After floundering for endless time in uncharted territory, epidemiologists today are awash in helpful guidelines. Some of these guidelines advise on conducting research, some on reporting it, some on grading it, some on interpreting it, some on acting ethically with regard to it, and some on combinations of these activities. Many guidelines have been issued by professional societies, and others by concerned professionals who band together in spontaneous altruism to share their collective wisdom.
Guidelines are one of several ways to affect the behavior of epidemiologists. Other approaches, beginning with the most coercive, include government regulations, requirements to obtain funding, editorial policies, textbooks, articles, and, on the gentle end of the spectrum, simply setting a good example in one's own work. Guidelines usually lie in the middle of this hierarchy, depending on how seriously the professional community regards them and the degree to which they are adopted, formally or informally, by regulatory agencies, funding sources, and journals.
The contents of guidelines range from the pithy, broad, and platitudinous to the wordy, encyclopedic, and micromanaging. Many recommendations in guidelines are helpful, but others may be trivial, out of date, justifiably controversial, or just plain wrong. Here are a few examples (which we leave to the reader to characterize):
1. Guidelines for Good Pharmacoepidemiology Practices (GPP). “Sufficient resources, e.g., office space, relevant equipment, and office/professional supplies, shall be available to ensure timely and proper completion of all studies.”1
2. Guidelines on Studies in Environmental Epidemiology. “Case-control studies should involve random sampling from the population at risk.”2
3. Consolidated Standards of Reporting Trials (CONSORT). “A report of a randomized controlled trial (RCT) should convey to the reader, in a transparent manner, why the study was undertaken.”3
4. Good Epidemiological Practice (GEP)—Proper Conduct in Epidemiologic Research. “If the researchers themselves have no confidence in their results, the results should probably remain undisseminated.”4
5. American College of Epidemiology Ethics Guidelines. “[M]aintain honesty and impartiality in the design, conduct, interpretation, and reporting of research.”5
6. Meta-analysis of Observational Studies in Epidemiology (MOOSE). “In cases when heterogeneity of outcomes is particularly problematic, a single summary measure may well be inappropriate.”6
Insofar as guidelines distill important and correct principles into short summaries, they can be valuable. Nevertheless, they represent no more than the consensus opinion of a particular group of writers at a specific point in time. Guidelines intended only to lay out a bare minimum of advice can encourage mediocrity if they are perceived as describing all that is necessary for research. When they enshrine arguable or outmoded tenets, or convert the conduct or reporting of science into a recipe, guidelines retard progress by hamstringing scientists who do not need them.

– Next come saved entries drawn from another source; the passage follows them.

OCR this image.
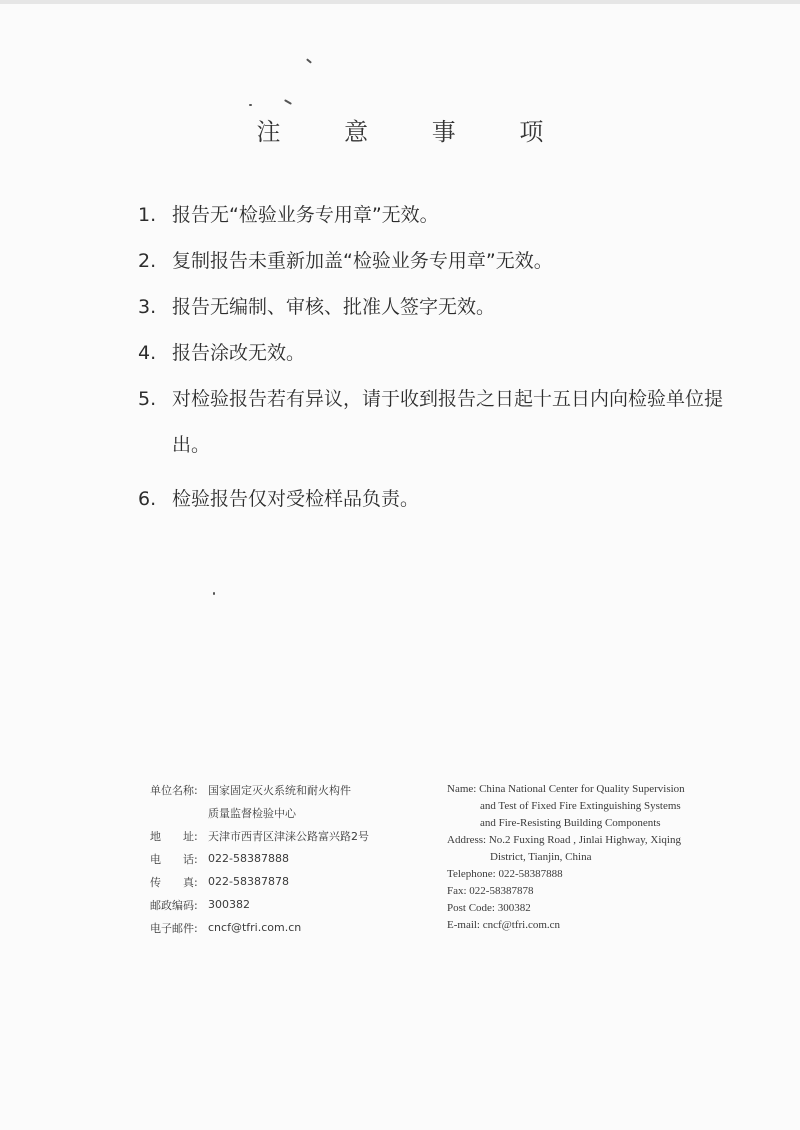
注 意 事 项
1. 报告无“检验业务专用章”无效。
2. 复制报告未重新加盖“检验业务专用章”无效。
3. 报告无编制、审核、批准人签字无效。
4. 报告涂改无效。
5. 对检验报告若有异议，请于收到报告之日起十五日内向检验单位提出。
6. 检验报告仅对受检样品负责。
单位名称: 国家固定灭火系统和耐火构件
质量监督检验中心
地　　址: 天津市西青区津涞公路富兴路2号
电　　话: 022-58387888
传　　真: 022-58387878
邮政编码: 300382
电子邮件: cncf@tfri.com.cn
Name: China National Center for Quality Supervision
and Test of Fixed Fire Extinguishing Systems
and Fire-Resisting Building Components
Address: No.2 Fuxing Road , Jinlai Highway, Xiqing
District, Tianjin, China
Telephone: 022-58387888
Fax: 022-58387878
Post Code: 300382
E-mail: cncf@tfri.com.cn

It was from this ambivalent perspective on guidelines in general that we responded to the development of the Strengthening the Reporting of Observational Studies in Epidemiology (STROBE) guidelines. As epidemiologists who have long lived with the dread that someday guidelines would emerge riddled with ill-advised strictures we would have to follow, or spend inordinate time explaining why we chose not to, we greeted this particular guideline initiative with independent sighs of relief. Even in the state they were in when we first viewed them, these particular guidelines were a first-rate compendium of state-of-the art principles for epidemiologic research. The explanatory papers written to accompany the guidelines, and published in this issue of the journal,7,8 discuss the relevant issues behind the STROBE guidelines in admirable detail. We hope future references to the STROBE guidelines will include not only the checklist itself but these explanatory documents as well.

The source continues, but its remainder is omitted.